Материал и методы. Двадцать половозрелых крыс-самок Wistar были рандомизированы в две группы по 10 в каждой. Первая группа – животным выполнялась ОТ карциномы яичника под мембрану сумки левого и правого яичника по 4,3×106 клеток; вторая группа – животным выполнялась ВТ опухоли по 1×107 клеток. Конечные точки исследования включали оценку общей выживаемости (ОВ) крыс в двух группах, определение индекса перитонеального канцероматоза (ИПК) на аутопсии павших животных, массу асцита. Аутопсийный материал подвергался гистологическому анализу при световой микроскопии после стандартной окраски. Проводилось цитологическое исследование асцитической жидкости.

Результаты. Медиана ОВ составила 29 дней и 21 дней в группе ОТ и ВТ соответственно (логранговый тест, P= 0,0276). На аутопсии не выявлено значимых различий в общем ИПК (12,6 против 13,6 в группе ОТ и ВТ соответственно) и массе асцита (78,0 против 65,8 в группе ОТ и ВТ соответственно). Способ трансплантации не влиял на прививаемость опухоли, гистологические характеристики, характер внутрибрюшинного распространения и объем асцита. Следует отметить бо́льший объем опухолевого поражения органов репродуктивной системы (яичники, матка с рогами, парагонадная клетчатка) у крыс из группы ОТ.

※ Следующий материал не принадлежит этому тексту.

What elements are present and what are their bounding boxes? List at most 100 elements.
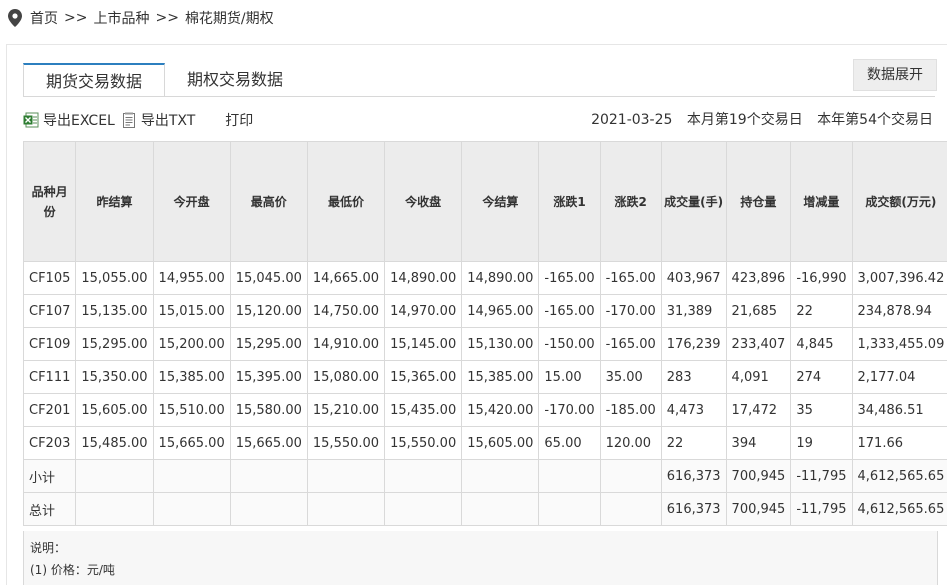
table-cell: 14,750.00 bbox=[306, 294, 386, 328]
export-excel-label: 导出EXCEL bbox=[43, 113, 115, 129]
table-cell: 21,685 bbox=[725, 294, 792, 328]
table-row: CF111 15,350.00 15,385.00 15,395.00 15,080.0… bbox=[22, 360, 947, 394]
column-header-label: 增减量 bbox=[803, 194, 840, 209]
column-header-label: 持仓量 bbox=[740, 194, 777, 209]
table-body: CF105 15,055.00 14,955.00 15,045.00 14,665.0… bbox=[22, 261, 947, 526]
table-cell bbox=[152, 492, 231, 526]
breadcrumb: 首页 >> 上市品种 >> 棉花期货/期权 bbox=[8, 8, 274, 28]
table-cell: 403,967 bbox=[660, 261, 727, 295]
year-trading-day: 本年第54个交易日 bbox=[817, 112, 933, 128]
table-cell: 15,080.00 bbox=[306, 360, 386, 394]
table-cell: 234,878.94 bbox=[851, 294, 947, 328]
expand-data-button[interactable]: 数据展开 bbox=[853, 59, 937, 91]
table-cell: 394 bbox=[725, 426, 792, 460]
table-cell: -165.00 bbox=[538, 294, 601, 328]
table-cell: 15,605.00 bbox=[75, 393, 154, 427]
table-cell: 15,665.00 bbox=[152, 426, 231, 460]
excel-icon bbox=[23, 112, 39, 128]
table-cell: 15,210.00 bbox=[306, 393, 386, 427]
trading-date: 2021-03-25 bbox=[591, 112, 673, 128]
table-cell bbox=[599, 459, 662, 493]
tab-options-data[interactable]: 期权交易数据 bbox=[165, 63, 305, 97]
table-cell: -165.00 bbox=[599, 327, 662, 361]
table-cell: 总计 bbox=[22, 492, 77, 526]
table-cell: 15,550.00 bbox=[384, 426, 463, 460]
column-header-label: 昨结算 bbox=[96, 194, 133, 209]
table-cell: 14,890.00 bbox=[384, 261, 463, 295]
column-header: 最低价 bbox=[306, 141, 386, 262]
summary-row: 总计 616,373 700,945 -11,795 4,612,565.65 bbox=[22, 492, 947, 526]
table-cell: 2,177.04 bbox=[851, 360, 947, 394]
column-header-label: 最低价 bbox=[327, 194, 364, 209]
table-cell: -170.00 bbox=[599, 294, 662, 328]
table-row: CF107 15,135.00 15,015.00 15,120.00 14,750.0… bbox=[22, 294, 947, 328]
table-cell: 15,665.00 bbox=[229, 426, 308, 460]
table-cell: 22 bbox=[660, 426, 727, 460]
table-cell bbox=[599, 492, 662, 526]
table-cell bbox=[461, 492, 540, 526]
table-cell: 616,373 bbox=[660, 459, 727, 493]
export-txt-button[interactable]: 导出TXT bbox=[121, 110, 195, 130]
breadcrumb-cotton[interactable]: 棉花期货/期权 bbox=[185, 8, 274, 28]
table-cell bbox=[229, 492, 308, 526]
table-cell bbox=[384, 459, 463, 493]
table-cell: 15.00 bbox=[538, 360, 601, 394]
table-row: CF105 15,055.00 14,955.00 15,045.00 14,665.0… bbox=[22, 261, 947, 295]
table-cell: 4,612,565.65 bbox=[851, 459, 947, 493]
table-cell: -150.00 bbox=[538, 327, 601, 361]
tab-futures-data[interactable]: 期货交易数据 bbox=[23, 63, 166, 97]
table-cell: 15,295.00 bbox=[75, 327, 154, 361]
table-cell bbox=[306, 492, 386, 526]
table-cell: CF201 bbox=[22, 393, 77, 427]
column-header-label: 涨跌2 bbox=[614, 194, 647, 209]
column-header-label: 成交量(手) bbox=[664, 194, 724, 209]
notes-line: (1) 价格：元/吨 bbox=[30, 563, 115, 577]
table-cell: -11,795 bbox=[790, 459, 853, 493]
table-cell: 15,385.00 bbox=[152, 360, 231, 394]
export-txt-label: 导出TXT bbox=[140, 113, 196, 129]
export-excel-button[interactable]: 导出EXCEL bbox=[23, 110, 115, 130]
table-cell: 15,120.00 bbox=[229, 294, 308, 328]
txt-icon bbox=[122, 112, 135, 128]
table-cell: CF111 bbox=[22, 360, 77, 394]
table-cell: 1,333,455.09 bbox=[851, 327, 947, 361]
table-cell bbox=[461, 459, 540, 493]
print-button[interactable]: 打印 bbox=[225, 110, 253, 130]
table-cell: 616,373 bbox=[660, 492, 727, 526]
table-cell bbox=[75, 459, 154, 493]
table-cell: 15,395.00 bbox=[229, 360, 308, 394]
table-cell: 15,485.00 bbox=[75, 426, 154, 460]
location-pin-icon bbox=[8, 9, 22, 27]
table-cell: 14,965.00 bbox=[461, 294, 540, 328]
table-cell: 小计 bbox=[22, 459, 77, 493]
table-cell: 4,091 bbox=[725, 360, 792, 394]
table-row: CF201 15,605.00 15,510.00 15,580.00 15,210.0… bbox=[22, 393, 947, 427]
table-cell: 120.00 bbox=[599, 426, 662, 460]
table-cell: 15,350.00 bbox=[75, 360, 154, 394]
table-cell: -170.00 bbox=[538, 393, 601, 427]
table-cell: 14,970.00 bbox=[384, 294, 463, 328]
table-header-row: 品种月份 昨结算 今开盘 最高价 最低价 今收盘 今结算 涨跌1 涨跌2 成交量(手) 持仓量 增减量… bbox=[22, 141, 947, 262]
table-cell: 15,510.00 bbox=[152, 393, 231, 427]
table-cell: CF203 bbox=[22, 426, 77, 460]
table-cell: 283 bbox=[660, 360, 727, 394]
table-cell: 15,385.00 bbox=[461, 360, 540, 394]
table-cell: 15,200.00 bbox=[152, 327, 231, 361]
table-cell: 233,407 bbox=[725, 327, 792, 361]
table-cell: 34,486.51 bbox=[851, 393, 947, 427]
breadcrumb-separator: >> bbox=[155, 10, 179, 26]
table-row: CF203 15,485.00 15,665.00 15,665.00 15,550.0… bbox=[22, 426, 947, 460]
table-cell: 22 bbox=[790, 294, 853, 328]
table-cell: 4,612,565.65 bbox=[851, 492, 947, 526]
breadcrumb-home[interactable]: 首页 bbox=[30, 8, 58, 28]
table-cell: 14,955.00 bbox=[152, 261, 231, 295]
table-cell: 423,896 bbox=[725, 261, 792, 295]
table-cell bbox=[306, 459, 386, 493]
breadcrumb-listed-products[interactable]: 上市品种 bbox=[93, 8, 149, 28]
table-cell: -165.00 bbox=[599, 261, 662, 295]
table-cell: 15,295.00 bbox=[229, 327, 308, 361]
table-cell: 15,580.00 bbox=[229, 393, 308, 427]
column-header: 最高价 bbox=[229, 141, 308, 262]
table-cell: 15,435.00 bbox=[384, 393, 463, 427]
column-header: 涨跌1 bbox=[538, 141, 601, 262]
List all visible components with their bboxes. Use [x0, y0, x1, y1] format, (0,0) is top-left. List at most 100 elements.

Заключение. Оба способа трансплантации позволяют воспроизвести поздние стадии (III-IV стадии) эпителиального рака яичника у женщин. ОТ требует бо́льших временных затрат и условий операционной. ОТ и ВТ могут применяться для решения различных задач в фундаментальных и регламентных доклинических исследованиях в онкологии.

https://doi.org/10.37469/0507-3758-2021-67-2-300-308
pdf

Библиографические ссылки

Bray F., Ferlay J., Soerjomataram I. et al. Global cancer statistics 2018: GLOBOCAN estimates of incidence and mortality worldwide for 36 cancers in 185 countries. CA Cancer J. Clin. 2018;68(6):394–424. doi:10.3322/caac.21492.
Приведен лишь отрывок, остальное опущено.